By Julie Appleby, Kaiser Health News
Consumers getting government subsidies for health insurance who are later found ineligible for those payments will owe the government, but not necessarily the full amount, according to the Treasury Department.
The clarified rule could affect some of the 300,000 people enrolled in a health plan through healthcare.gov. They face a Sept. 5 deadline to submit additional documents to confirm their citizenship or immigration status, and also apply broadly to anyone ultimately deemed ineligible for subsidies.
California runs its own exchange and is on a different timeline. Covered California will send notices starting next week to 100,000 people affected. They have until September 30 to respond.
First reported by the newsletter Inside Health Policy on Thursday, the clarification worries immigration advocates, who say many residents don’t know about the requirement. If people do not provide the necessary information, they could be deemed ineligible for subsidies and lose their coverage.
If found ineligible, residents could owe thousands of dollars.
Under the health law, people who earn between 100 percent and 400 percent of the federal poverty level, about $11,670 to $46,680 for an individual this year, are eligible for premium subsidies to help them purchase coverage if they buy through the new state and federal marketplaces, such as healthcare.gov.
Some exceptions apply. For example, undocumented immigrants cannot enroll in coverage through the new marketplaces. And people with job-based insurance that meets the law’s requirements are not allowed to get a subsidy, no matter their income.
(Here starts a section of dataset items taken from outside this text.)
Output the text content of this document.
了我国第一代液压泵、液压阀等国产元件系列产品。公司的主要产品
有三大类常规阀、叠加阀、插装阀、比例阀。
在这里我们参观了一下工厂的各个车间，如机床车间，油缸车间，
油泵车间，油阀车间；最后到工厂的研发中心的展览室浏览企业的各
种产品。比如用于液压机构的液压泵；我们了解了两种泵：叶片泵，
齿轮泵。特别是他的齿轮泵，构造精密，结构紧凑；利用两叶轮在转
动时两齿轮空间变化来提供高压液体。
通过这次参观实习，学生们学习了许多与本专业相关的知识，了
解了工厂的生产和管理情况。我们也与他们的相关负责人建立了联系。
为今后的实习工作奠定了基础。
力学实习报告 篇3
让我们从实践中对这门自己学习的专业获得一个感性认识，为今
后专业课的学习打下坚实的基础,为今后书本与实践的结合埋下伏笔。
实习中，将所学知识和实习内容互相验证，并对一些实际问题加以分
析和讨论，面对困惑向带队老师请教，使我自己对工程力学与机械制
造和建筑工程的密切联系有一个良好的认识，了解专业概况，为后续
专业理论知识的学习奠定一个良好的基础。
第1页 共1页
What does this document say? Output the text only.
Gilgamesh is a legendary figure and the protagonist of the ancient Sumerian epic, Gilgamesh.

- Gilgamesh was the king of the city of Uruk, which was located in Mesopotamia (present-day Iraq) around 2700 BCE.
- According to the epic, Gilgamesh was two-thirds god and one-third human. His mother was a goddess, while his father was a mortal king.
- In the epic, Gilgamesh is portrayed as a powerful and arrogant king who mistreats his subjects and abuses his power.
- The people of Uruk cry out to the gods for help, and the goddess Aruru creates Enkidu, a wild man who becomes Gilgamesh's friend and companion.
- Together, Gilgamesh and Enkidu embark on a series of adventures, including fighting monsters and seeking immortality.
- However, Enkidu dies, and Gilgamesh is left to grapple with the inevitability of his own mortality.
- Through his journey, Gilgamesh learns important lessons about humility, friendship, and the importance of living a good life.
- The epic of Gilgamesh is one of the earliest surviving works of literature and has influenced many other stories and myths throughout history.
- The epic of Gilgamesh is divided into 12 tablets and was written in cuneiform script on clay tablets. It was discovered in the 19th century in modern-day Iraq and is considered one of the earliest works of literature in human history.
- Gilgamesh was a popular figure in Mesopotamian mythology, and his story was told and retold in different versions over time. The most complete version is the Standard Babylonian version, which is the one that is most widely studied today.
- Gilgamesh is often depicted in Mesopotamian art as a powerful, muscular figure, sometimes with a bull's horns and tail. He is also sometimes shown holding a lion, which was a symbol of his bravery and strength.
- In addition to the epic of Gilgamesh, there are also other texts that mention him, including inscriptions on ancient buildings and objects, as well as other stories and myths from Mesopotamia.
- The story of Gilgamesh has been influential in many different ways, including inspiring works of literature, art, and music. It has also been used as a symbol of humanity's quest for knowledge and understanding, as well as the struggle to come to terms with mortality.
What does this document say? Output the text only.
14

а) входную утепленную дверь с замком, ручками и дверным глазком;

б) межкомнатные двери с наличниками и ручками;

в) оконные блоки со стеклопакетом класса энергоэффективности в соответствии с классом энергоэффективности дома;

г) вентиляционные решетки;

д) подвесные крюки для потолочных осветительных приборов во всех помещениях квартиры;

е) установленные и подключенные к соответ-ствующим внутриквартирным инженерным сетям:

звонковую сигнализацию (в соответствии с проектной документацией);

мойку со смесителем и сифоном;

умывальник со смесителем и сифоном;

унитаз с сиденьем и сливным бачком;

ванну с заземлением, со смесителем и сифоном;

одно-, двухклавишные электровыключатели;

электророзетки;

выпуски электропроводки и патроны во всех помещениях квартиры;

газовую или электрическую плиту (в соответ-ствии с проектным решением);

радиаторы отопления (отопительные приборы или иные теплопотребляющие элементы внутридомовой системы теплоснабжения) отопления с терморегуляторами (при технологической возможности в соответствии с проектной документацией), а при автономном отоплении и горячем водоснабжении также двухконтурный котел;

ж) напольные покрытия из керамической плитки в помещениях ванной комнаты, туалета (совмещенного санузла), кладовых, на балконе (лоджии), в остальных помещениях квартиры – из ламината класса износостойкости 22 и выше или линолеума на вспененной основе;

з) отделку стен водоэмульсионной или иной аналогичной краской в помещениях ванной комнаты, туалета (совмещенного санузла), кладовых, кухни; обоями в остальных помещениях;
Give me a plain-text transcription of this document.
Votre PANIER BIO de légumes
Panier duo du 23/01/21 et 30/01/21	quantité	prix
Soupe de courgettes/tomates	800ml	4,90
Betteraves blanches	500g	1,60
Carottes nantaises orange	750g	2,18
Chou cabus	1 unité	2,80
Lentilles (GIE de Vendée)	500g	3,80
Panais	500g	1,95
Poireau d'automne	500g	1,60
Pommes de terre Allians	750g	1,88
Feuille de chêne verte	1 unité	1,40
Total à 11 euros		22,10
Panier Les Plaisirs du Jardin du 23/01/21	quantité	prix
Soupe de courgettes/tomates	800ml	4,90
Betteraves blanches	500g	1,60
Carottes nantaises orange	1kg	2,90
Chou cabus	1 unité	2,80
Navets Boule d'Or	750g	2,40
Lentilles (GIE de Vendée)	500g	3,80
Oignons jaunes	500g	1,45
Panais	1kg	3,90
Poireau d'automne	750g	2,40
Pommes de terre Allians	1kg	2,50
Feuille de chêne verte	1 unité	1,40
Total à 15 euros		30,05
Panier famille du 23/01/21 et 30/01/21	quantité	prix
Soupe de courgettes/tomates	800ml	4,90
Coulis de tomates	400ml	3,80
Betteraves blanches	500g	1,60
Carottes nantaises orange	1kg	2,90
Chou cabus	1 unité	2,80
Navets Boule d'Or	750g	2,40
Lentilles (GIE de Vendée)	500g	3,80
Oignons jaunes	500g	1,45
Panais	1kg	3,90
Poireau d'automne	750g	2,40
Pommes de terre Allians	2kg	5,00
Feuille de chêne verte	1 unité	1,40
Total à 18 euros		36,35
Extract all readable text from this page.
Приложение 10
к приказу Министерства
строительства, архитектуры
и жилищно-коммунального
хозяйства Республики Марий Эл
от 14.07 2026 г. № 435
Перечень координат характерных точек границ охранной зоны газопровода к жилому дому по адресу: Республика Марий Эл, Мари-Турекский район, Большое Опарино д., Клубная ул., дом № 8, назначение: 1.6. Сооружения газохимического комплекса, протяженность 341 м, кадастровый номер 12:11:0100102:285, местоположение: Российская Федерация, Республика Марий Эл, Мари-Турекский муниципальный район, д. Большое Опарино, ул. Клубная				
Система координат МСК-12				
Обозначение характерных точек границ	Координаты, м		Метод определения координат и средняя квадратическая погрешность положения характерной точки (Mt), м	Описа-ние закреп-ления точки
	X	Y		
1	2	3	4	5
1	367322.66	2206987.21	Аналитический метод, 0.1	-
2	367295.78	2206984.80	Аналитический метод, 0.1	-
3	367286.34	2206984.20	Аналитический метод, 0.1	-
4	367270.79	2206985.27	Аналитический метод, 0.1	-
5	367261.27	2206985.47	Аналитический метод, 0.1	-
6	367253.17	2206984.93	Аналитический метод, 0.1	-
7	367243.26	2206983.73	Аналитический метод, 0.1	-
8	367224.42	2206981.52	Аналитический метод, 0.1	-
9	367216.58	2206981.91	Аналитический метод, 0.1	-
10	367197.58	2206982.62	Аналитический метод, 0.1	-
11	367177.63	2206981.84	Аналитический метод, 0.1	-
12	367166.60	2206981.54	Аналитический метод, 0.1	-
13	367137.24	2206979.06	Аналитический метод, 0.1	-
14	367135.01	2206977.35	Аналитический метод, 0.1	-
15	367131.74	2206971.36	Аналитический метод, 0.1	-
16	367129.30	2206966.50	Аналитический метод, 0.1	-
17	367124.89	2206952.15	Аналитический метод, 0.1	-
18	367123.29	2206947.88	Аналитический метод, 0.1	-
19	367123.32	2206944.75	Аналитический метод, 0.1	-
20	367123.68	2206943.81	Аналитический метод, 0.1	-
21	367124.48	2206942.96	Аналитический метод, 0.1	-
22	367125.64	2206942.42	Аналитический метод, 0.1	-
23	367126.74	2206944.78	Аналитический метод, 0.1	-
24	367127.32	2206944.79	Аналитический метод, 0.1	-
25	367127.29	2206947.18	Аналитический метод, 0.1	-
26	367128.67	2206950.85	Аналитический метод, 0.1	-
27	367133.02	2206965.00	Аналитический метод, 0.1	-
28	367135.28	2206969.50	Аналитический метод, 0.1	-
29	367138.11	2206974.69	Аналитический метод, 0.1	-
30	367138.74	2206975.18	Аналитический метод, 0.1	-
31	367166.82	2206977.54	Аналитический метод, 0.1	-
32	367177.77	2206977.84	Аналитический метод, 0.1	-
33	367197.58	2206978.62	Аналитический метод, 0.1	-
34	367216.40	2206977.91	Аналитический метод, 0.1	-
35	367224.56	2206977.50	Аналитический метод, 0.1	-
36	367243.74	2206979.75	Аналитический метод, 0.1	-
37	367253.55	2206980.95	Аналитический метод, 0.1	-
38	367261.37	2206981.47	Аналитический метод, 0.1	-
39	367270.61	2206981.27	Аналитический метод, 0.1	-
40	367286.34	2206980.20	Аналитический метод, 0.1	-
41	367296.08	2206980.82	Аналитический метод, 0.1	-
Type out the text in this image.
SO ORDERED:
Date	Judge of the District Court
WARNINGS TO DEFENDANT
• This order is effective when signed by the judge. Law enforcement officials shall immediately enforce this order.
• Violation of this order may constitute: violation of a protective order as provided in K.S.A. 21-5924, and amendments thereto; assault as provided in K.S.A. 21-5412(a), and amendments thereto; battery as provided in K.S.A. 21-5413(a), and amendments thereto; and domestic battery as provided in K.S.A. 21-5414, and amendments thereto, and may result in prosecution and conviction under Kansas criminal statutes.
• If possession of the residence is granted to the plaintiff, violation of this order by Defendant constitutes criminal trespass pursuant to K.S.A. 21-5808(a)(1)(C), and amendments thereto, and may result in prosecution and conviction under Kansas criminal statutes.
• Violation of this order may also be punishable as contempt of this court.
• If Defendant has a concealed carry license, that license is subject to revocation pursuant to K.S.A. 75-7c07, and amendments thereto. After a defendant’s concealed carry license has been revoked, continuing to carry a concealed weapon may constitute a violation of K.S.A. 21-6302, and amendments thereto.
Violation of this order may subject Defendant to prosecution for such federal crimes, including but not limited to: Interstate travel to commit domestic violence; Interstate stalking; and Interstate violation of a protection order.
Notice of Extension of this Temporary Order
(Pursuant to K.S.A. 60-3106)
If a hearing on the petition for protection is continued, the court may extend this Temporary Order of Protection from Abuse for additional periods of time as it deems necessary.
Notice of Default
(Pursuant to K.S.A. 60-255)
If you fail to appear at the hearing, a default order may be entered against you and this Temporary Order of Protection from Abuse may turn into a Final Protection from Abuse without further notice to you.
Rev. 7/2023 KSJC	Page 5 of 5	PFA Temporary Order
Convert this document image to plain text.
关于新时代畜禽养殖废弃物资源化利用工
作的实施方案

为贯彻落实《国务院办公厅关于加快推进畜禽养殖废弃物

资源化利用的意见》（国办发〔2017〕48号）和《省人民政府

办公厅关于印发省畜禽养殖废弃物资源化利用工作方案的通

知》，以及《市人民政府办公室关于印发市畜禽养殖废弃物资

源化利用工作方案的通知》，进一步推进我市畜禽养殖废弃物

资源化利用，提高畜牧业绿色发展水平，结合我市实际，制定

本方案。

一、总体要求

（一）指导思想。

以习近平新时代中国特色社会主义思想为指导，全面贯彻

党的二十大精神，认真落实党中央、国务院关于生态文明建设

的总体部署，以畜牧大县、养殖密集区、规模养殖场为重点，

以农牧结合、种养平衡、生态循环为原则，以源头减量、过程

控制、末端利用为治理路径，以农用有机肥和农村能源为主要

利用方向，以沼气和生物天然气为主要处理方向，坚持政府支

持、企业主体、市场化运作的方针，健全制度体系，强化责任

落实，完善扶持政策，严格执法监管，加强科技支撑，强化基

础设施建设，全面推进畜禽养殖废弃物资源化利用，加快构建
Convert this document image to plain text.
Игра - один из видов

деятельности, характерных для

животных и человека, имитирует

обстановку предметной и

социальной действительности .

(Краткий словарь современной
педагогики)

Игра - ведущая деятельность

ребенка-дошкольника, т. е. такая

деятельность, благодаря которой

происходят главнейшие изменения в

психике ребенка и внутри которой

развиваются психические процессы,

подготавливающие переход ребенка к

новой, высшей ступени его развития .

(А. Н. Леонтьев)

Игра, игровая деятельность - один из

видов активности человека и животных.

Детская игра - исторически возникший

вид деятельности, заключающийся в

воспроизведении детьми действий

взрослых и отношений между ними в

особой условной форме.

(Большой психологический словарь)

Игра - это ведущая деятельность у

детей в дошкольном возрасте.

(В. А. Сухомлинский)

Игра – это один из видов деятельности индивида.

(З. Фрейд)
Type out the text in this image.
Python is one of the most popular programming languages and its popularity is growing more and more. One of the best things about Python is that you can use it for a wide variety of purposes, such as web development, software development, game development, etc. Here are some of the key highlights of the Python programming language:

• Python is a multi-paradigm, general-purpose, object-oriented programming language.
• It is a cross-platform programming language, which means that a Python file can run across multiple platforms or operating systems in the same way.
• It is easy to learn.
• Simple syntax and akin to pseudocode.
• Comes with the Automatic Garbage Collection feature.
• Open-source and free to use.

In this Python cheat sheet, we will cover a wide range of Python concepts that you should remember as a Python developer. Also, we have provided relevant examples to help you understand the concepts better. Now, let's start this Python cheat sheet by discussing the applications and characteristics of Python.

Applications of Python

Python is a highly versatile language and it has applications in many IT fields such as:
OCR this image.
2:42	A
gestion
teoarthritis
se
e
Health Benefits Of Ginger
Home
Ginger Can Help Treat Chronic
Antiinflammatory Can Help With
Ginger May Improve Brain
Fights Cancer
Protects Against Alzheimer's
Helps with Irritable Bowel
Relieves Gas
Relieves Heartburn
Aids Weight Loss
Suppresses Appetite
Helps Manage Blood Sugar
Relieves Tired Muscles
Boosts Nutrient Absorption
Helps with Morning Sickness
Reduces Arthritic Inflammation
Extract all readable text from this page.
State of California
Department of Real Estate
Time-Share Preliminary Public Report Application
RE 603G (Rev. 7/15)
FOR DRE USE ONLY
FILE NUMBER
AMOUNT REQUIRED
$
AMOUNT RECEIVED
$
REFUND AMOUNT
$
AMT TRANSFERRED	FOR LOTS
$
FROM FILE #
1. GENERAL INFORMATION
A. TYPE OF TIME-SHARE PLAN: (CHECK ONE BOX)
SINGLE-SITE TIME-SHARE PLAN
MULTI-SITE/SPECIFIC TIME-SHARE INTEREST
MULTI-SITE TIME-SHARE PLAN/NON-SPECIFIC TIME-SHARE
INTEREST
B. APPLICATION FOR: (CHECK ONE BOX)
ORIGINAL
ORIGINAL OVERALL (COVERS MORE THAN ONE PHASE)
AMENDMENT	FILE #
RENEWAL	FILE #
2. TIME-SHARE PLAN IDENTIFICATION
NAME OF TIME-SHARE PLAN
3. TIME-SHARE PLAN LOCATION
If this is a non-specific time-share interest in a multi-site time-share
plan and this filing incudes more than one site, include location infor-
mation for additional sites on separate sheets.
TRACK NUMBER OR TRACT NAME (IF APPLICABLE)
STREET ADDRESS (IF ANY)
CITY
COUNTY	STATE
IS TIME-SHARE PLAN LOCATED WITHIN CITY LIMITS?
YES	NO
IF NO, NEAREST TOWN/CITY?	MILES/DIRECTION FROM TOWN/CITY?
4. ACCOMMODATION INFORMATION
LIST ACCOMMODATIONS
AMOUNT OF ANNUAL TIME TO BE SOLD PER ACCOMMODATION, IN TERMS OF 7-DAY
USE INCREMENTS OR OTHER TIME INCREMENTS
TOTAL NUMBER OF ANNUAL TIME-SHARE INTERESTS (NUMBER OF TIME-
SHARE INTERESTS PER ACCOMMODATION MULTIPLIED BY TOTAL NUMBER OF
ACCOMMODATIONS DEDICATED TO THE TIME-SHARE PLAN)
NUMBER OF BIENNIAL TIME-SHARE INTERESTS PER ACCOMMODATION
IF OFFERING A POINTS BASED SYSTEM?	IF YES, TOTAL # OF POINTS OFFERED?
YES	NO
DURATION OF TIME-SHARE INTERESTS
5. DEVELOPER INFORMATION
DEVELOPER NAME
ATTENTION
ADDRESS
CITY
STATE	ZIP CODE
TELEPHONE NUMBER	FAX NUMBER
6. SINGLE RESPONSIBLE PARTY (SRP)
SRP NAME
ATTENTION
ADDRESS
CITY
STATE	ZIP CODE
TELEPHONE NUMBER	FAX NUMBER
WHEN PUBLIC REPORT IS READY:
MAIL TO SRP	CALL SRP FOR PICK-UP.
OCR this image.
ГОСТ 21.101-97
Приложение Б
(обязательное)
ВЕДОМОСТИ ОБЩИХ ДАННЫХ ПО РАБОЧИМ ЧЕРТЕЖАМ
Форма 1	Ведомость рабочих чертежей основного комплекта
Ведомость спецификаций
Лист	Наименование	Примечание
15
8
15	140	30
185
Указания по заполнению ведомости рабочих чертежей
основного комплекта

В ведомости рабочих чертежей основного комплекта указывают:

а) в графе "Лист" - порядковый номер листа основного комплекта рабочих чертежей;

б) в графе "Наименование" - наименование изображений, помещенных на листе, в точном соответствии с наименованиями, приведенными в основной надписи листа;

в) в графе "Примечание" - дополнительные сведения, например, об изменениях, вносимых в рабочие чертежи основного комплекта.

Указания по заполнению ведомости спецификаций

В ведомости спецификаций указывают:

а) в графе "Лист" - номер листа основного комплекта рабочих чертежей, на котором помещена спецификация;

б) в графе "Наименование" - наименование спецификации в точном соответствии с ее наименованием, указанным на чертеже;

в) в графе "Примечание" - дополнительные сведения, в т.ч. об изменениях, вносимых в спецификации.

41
A Treasury official said an enrollee who gets such an advance tax credit, but is later found ineligible to have received it, would have to pay those amounts back, generally through a tax refund reduction.
Such a rule would not just affect the 300,000 immigrants who have received notices requesting additional information. It could also apply to someone who had job-based insurance, for example, but was approved incorrectly for a subsidy through the new marketplaces. If later found ineligible because of that job-based coverage, that person would also owe the government what was paid to insurers on his behalf.
What’s less clear is how much an ineligible person would have to pay.
The health law caps repayments for subsidy-eligible lower income residents to between $300 and $2,500, depending on family size and income, according to the Internal Revenue Service. But people who earn more than four times the federal poverty rate must pay any subsidies received back in full, with no cap. Whether those caps apply to people who received subsidies but were later deemed ineligible is not clear.